Poet Robert Frost famously said, “I had a lover’s quarrel with the world.” And that is how I feel about the Church. My community of believers has been an anchor for me in many of life’s storms, and they feel like family in so many ways. I love the Body of Christ.
But I also get frustrated with our shortcomings, especially in the arena of sex in marriage.I get frustrated with our shortcomings, especially in the arena of sex in marriage. Click To Tweet
These sad, true stories above have been told to me both through my ministry here and personally. Moreover, my Google search on the subject demonstrates how silent the Church as a whole is on this topic. So where are the ministers and church leaders willing to speak boldly for the sake of all kinds of intimacy in marriage, including the physical intimacy God clearly wants spouses to have?
I know they’re out there. But their numbers aren’t large enough yet. We still have work to do in the Church.
Look, there’s absolutely nothing wrong with Jesus’ prescription for dealing with sin. Our Lord knows what He’s talking about! It’s a beautiful process done well and has turned back many hearts to God.
And if your spouse’s sin was adultery, I suspect the vast majority of you would receive compassion and support from those in your local church. But what if your spouse’s sin is the unfaithfulness of refusing you for years and years? What if they have cut off the physical intimacy entirely in your marriage and won’t even talk about it? What if your heart is a gaping wound in your chest that just happens to involve your private parts as well? Will you get the support you should get?
I want to say yes. I soooo want to say yes.
Because I love the Body of Christ.
Yet I’m a realist, and I know that too many churches, too many Christians, have failed in this area. We have left a large segment of emotionally pained spouses with nowhere to go.
We can’t accept that status quo. Something has to change.
So today, I’m just throwing this out there and asking my readers to answer any of the following:
- Have you personally experienced a church leader or counselor brushing off your concerns about a sexless marriage? If so, would you calmly share what happened? (Note: I don’t think berating individuals will help and just adds our own sin to the mix.)
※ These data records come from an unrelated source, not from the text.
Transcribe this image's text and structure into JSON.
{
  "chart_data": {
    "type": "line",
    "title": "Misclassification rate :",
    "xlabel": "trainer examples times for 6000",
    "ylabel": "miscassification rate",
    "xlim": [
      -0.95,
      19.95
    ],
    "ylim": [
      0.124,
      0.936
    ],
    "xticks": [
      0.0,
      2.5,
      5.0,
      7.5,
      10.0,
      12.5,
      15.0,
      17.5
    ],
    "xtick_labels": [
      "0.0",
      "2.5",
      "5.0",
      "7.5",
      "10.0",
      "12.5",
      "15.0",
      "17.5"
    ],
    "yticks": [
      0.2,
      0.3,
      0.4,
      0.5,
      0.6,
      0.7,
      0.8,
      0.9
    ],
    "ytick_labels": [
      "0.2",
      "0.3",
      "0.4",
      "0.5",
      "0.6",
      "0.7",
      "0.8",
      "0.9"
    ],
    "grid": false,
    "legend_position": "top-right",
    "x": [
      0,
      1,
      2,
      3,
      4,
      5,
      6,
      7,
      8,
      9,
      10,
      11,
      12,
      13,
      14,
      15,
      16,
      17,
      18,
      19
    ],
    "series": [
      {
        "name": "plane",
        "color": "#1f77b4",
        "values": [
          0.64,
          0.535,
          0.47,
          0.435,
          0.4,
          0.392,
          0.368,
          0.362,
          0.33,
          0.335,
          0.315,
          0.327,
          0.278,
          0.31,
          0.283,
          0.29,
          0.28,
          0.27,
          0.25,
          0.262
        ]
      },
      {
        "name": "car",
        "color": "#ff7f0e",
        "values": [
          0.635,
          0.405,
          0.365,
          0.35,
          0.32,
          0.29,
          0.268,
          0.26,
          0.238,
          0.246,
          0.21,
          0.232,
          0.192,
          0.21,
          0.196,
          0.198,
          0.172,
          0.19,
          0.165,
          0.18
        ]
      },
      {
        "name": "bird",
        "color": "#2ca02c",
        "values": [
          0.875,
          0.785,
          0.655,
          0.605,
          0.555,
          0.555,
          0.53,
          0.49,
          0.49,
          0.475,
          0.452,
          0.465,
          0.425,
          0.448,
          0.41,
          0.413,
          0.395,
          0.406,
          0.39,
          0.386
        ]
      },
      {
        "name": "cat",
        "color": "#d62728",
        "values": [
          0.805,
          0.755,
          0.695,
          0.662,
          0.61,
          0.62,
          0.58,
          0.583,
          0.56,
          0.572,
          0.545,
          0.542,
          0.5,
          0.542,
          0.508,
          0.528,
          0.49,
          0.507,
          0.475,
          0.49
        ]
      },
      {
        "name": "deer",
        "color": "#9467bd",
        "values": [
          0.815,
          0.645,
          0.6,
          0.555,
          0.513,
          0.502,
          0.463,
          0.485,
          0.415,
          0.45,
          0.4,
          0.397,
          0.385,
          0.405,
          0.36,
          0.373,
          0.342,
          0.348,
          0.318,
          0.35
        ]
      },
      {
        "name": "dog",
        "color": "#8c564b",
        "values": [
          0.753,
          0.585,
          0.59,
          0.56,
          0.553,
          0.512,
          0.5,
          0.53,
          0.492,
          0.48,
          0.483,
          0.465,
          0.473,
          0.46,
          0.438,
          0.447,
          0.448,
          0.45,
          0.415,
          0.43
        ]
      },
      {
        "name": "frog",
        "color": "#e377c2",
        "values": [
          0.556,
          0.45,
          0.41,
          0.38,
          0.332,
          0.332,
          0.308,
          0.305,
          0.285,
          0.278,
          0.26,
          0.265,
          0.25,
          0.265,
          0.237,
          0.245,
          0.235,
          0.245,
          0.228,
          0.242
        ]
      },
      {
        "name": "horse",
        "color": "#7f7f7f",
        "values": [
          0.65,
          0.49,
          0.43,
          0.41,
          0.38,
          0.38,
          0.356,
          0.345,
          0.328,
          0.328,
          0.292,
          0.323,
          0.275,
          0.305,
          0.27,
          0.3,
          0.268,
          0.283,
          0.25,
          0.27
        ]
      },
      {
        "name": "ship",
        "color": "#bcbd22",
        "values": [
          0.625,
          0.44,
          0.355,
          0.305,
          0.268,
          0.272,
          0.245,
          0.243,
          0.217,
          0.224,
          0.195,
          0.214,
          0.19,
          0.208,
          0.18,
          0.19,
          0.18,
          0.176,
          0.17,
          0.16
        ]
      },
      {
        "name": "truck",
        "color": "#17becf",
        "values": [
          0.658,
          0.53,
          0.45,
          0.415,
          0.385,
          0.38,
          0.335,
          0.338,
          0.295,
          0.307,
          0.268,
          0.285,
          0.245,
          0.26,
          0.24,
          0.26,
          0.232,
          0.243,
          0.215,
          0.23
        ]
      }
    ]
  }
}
- Has your church taught or preached on sex in marriage? If so, was sexual refusal included in the message?
- Have you helped someone in your church address a sexless marriage? What did you do, and was it (in any way) successful?
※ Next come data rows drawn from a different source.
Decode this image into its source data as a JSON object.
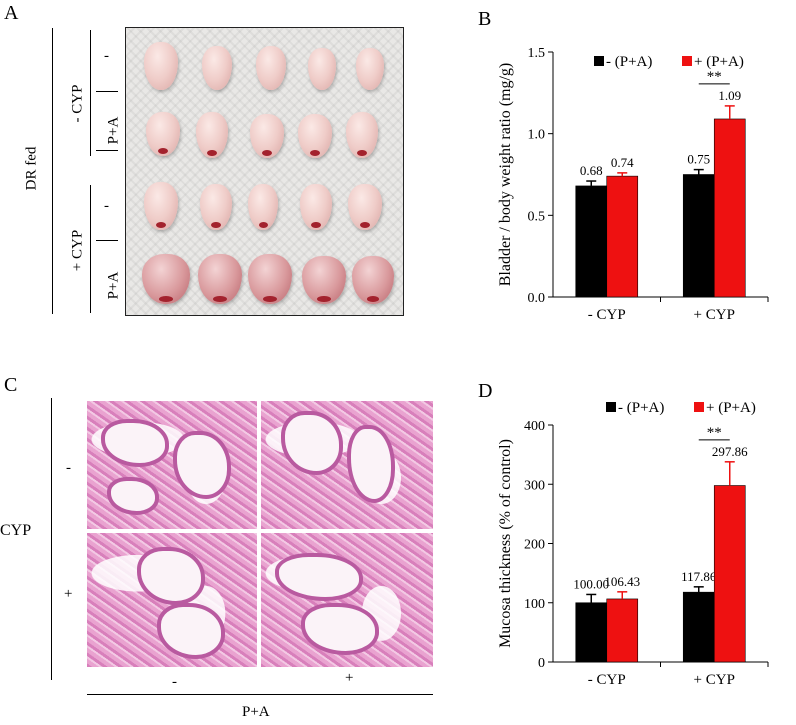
{
  "panels": {
    "A": {
      "letter": "A",
      "group_label": "DR fed",
      "cyp_minus": "- CYP",
      "cyp_plus": "+ CYP",
      "row_labels": [
        "-",
        "P+A",
        "-",
        "P+A"
      ]
    },
    "C": {
      "letter": "C",
      "y_group": "CYP",
      "row_labels": [
        "-",
        "+"
      ],
      "col_labels": [
        "-",
        "+"
      ],
      "x_group": "P+A"
    },
    "B": {
      "letter": "B"
    },
    "D": {
      "letter": "D"
    }
  },
  "colors": {
    "minus": "#000000",
    "plus": "#ee1111"
  },
  "chart_data": [
    {
      "id": "B",
      "type": "bar",
      "ylabel": "Bladder / body weight ratio (mg/g)",
      "categories": [
        "- CYP",
        "+ CYP"
      ],
      "series": [
        {
          "name": "- (P+A)",
          "values": [
            0.68,
            0.75
          ],
          "errors": [
            0.03,
            0.03
          ],
          "labels": [
            "0.68",
            "0.75"
          ]
        },
        {
          "name": "+ (P+A)",
          "values": [
            0.74,
            1.09
          ],
          "errors": [
            0.02,
            0.08
          ],
          "labels": [
            "0.74",
            "1.09"
          ]
        }
      ],
      "ylim": [
        0,
        1.5
      ],
      "yticks": [
        "0.0",
        "0.5",
        "1.0",
        "1.5"
      ],
      "significance": {
        "category": 1,
        "text": "**"
      }
    },
    {
      "id": "D",
      "type": "bar",
      "ylabel": "Mucosa thickness (% of control)",
      "categories": [
        "- CYP",
        "+ CYP"
      ],
      "series": [
        {
          "name": "- (P+A)",
          "values": [
            100.0,
            117.86
          ],
          "errors": [
            14,
            9
          ],
          "labels": [
            "100.00",
            "117.86"
          ]
        },
        {
          "name": "+ (P+A)",
          "values": [
            106.43,
            297.86
          ],
          "errors": [
            12,
            40
          ],
          "labels": [
            "106.43",
            "297.86"
          ]
        }
      ],
      "ylim": [
        0,
        400
      ],
      "yticks": [
        "0",
        "100",
        "200",
        "300",
        "400"
      ],
      "significance": {
        "category": 1,
        "text": "**"
      }
    }
  ]
}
- If you’re a pastor or church leader, why has it been difficult for you or others to address the issue of sex in marriage head-on?
- What do you think needs to happen to make the Church more willing, competent, and compassionate in dealing with sex in marriage?
Where this goes, I don’t know. But it’s past time we talked more positively about healthy and holy sex in marriage and more honestly about all the sexual sins that can entrap us and damage the intimacy of our marriages.
And I want to be a part of the conversation that changes our churches for the better.